Высоко еще солнышко на небе стояло, когда с грузным возом воротился Семен Ермолаич. Одно за другим вместе с Абрамом в избу вносил он… Пелагея Филиппьевна только руками всплескивала. Вносили и раскладывали по лавкам и одежду, и обувь, и посуду, и припасы: мешки с мукой, крупой, солодом, пшеном, картофелем, свеклой, морковью, мясо, соленую рыбу, капусту, квасу бочонок, молока три кунгана, яиц два лукошка. Опричь того, привез Семен Ермолаич на уху свежей рыбы и даже самовар с полным чайным прибором. Глазам не верили Абрам с Пелагеей, а дети так и прыгали от радости.
— Разводи огонь, невестушка, вари ушицу к ужину, давненько не едал я рыбы из родной Оки, — говорил Герасим. — Да обнови самовар-от свой, сахарцу наколи, чайку завари да попотчуй нас.
В сумерки старые бабы, девки, молодки, малы ребяты, все, опричь мужиков да парней, что попойку вели на лужайке, густой толпой собрали́сь у колодца. Прибежали даже туда из трех окольных деревень, что стоят с Сосновкой с поля на поле. И никто не мог вдоволь надивиться на чудеса небывалые. В убогой избе Абрамовой не лучина дымит, а свечи горят, и промеж тех свечей самовар на столе ровно жар горит, и вокруг стола большие сидят и малые, из хороших одинаких у всех чашек чай распивают с мягким папушником. А в печке на шестке на железном тагане новая медная кастрюля стоит. «Уху, видно, хлебать собираются, — толкуют меж собой бабы на улице. — Пелагея-то на стряпном поставце рыбу чистила, да все-то стерлядей… Вот те и Палашка — рвана рубашка!»

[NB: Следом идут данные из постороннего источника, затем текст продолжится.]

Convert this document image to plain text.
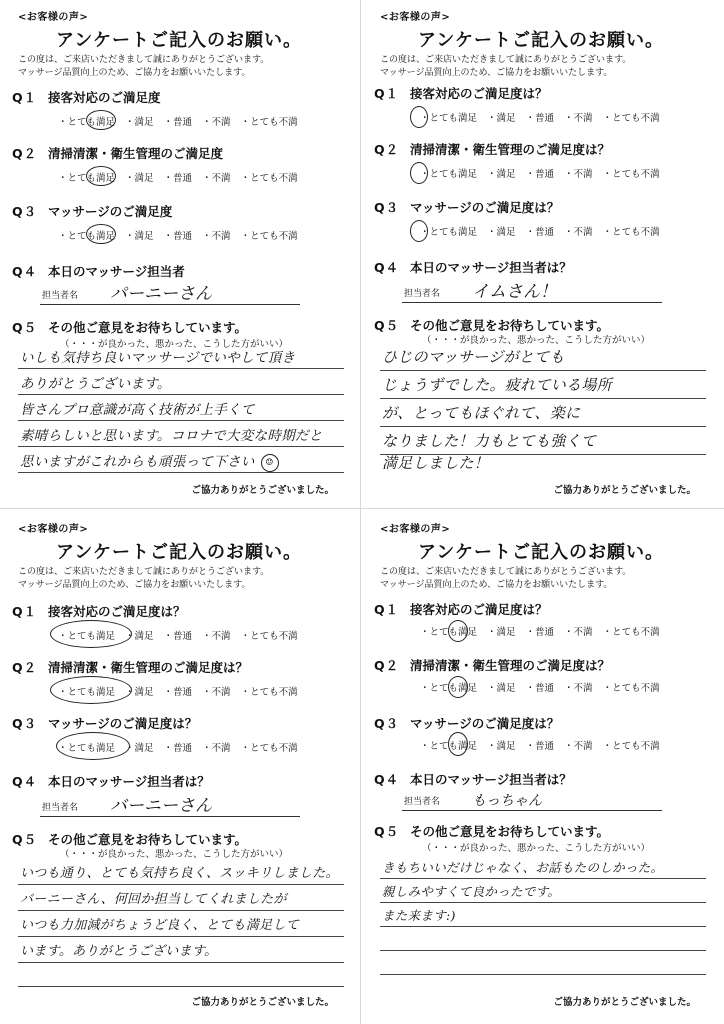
<お客様の声>
アンケートご記入のお願い。
この度は、ご来店いただきまして誠にありがとうございます。
マッサージ品質向上のため、ご協力をお願いいたします。
Q１ 接客対応のご満足度
・とても満足 ・満足 ・普通 ・不満 ・とても不満
Q２ 清掃清潔・衛生管理のご満足度
・とても満足 ・満足 ・普通 ・不満 ・とても不満
Q３ マッサージのご満足度
・とても満足 ・満足 ・普通 ・不満 ・とても不満
Q４ 本日のマッサージ担当者
担当者名 パーニーさん
Q５ その他ご意見をお待ちしています。
（・・・が良かった、悪かった、こうした方がいい）
いしも気持ち良いマッサージでいやして頂き
ありがとうございます。
皆さんプロ意識が高く技術が上手くて
素晴らしいと思います。コロナで大変な時期だと
思いますがこれからも頑張って下さい ☺
ご協力ありがとうございました。
<お客様の声>
アンケートご記入のお願い。
この度は、ご来店いただきまして誠にありがとうございます。
マッサージ品質向上のため、ご協力をお願いいたします。
Q１ 接客対応のご満足度は？
・とても満足 ・満足 ・普通 ・不満 ・とても不満
Q２ 清掃清潔・衛生管理のご満足度は？
・とても満足 ・満足 ・普通 ・不満 ・とても不満
Q３ マッサージのご満足度は？
・とても満足 ・満足 ・普通 ・不満 ・とても不満
Q４ 本日のマッサージ担当者は？
担当者名 イムさん！
Q５ その他ご意見をお待ちしています。
（・・・が良かった、悪かった、こうした方がいい）
ひじのマッサージがとても
じょうずでした。疲れている場所
が、とってもほぐれて、楽に
なりました！力もとても強くて
満足しました！
ご協力ありがとうございました。
<お客様の声>
アンケートご記入のお願い。
この度は、ご来店いただきまして誠にありがとうございます。
マッサージ品質向上のため、ご協力をお願いいたします。
Q１ 接客対応のご満足度は？
・とても満足 ・満足 ・普通 ・不満 ・とても不満
Q２ 清掃清潔・衛生管理のご満足度は？
・とても満足 ・満足 ・普通 ・不満 ・とても不満
Q３ マッサージのご満足度は？
・とても満足 ・満足 ・普通 ・不満 ・とても不満
Q４ 本日のマッサージ担当者は？
担当者名 バーニーさん
Q５ その他ご意見をお待ちしています。
（・・・が良かった、悪かった、こうした方がいい）
いつも通り、とても気持ち良く、スッキリしました。
バーニーさん、何回か担当してくれましたが
いつも力加減がちょうど良く、とても満足して
います。ありがとうございます。
ご協力ありがとうございました。
<お客様の声>
アンケートご記入のお願い。
この度は、ご来店いただきまして誠にありがとうございます。
マッサージ品質向上のため、ご協力をお願いいたします。
Q１ 接客対応のご満足度は？
・とても満足 ・満足 ・普通 ・不満 ・とても不満
Q２ 清掃清潔・衛生管理のご満足度は？
・とても満足 ・満足 ・普通 ・不満 ・とても不満
Q３ マッサージのご満足度は？
・とても満足 ・満足 ・普通 ・不満 ・とても不満
Q４ 本日のマッサージ担当者は？
担当者名 もっちゃん
Q５ その他ご意見をお待ちしています。
（・・・が良かった、悪かった、こうした方がいい）
きもちいいだけじゃなく、お話もたのしかった。
親しみやすくて良かったです。
また来ます:)
ご協力ありがとうございました。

После ужина пошел Герасим в заднюю избу, там постель ему невестка постлала. Заперся он изнутри, зажег перед иконой свечу и стал на молитву. Молился недолго. Но чудное дело: бывало, ночи напролет на молитве стаивал, до одуренья земных поклонов сот до двенадцати отвешивал, все, бывало, двадцать кафизм псалтыря зараз прочитывал, железные вериги, ради умерщвления плоти, одно время носил, не едал по неделям; но никогда еще молитва так благотворно на его душу не действовала, как теперь после свиданья с братом и голодной семьей его. Такую отраду, такое высокое духовное наслажденье почувствовал он, каких до тех пор и представить себе не мог… То была действенная сила любви, матери всякого добра и блага. Еще впервые осияла она зачерствелое сердце отреченника от мира, осияла сердце, полное гордыней ума, нетерпимое ко всему живому, человеческому. «Бог есть любы», — благоговейно и много раз повторял в ту ночь Герасим Силыч.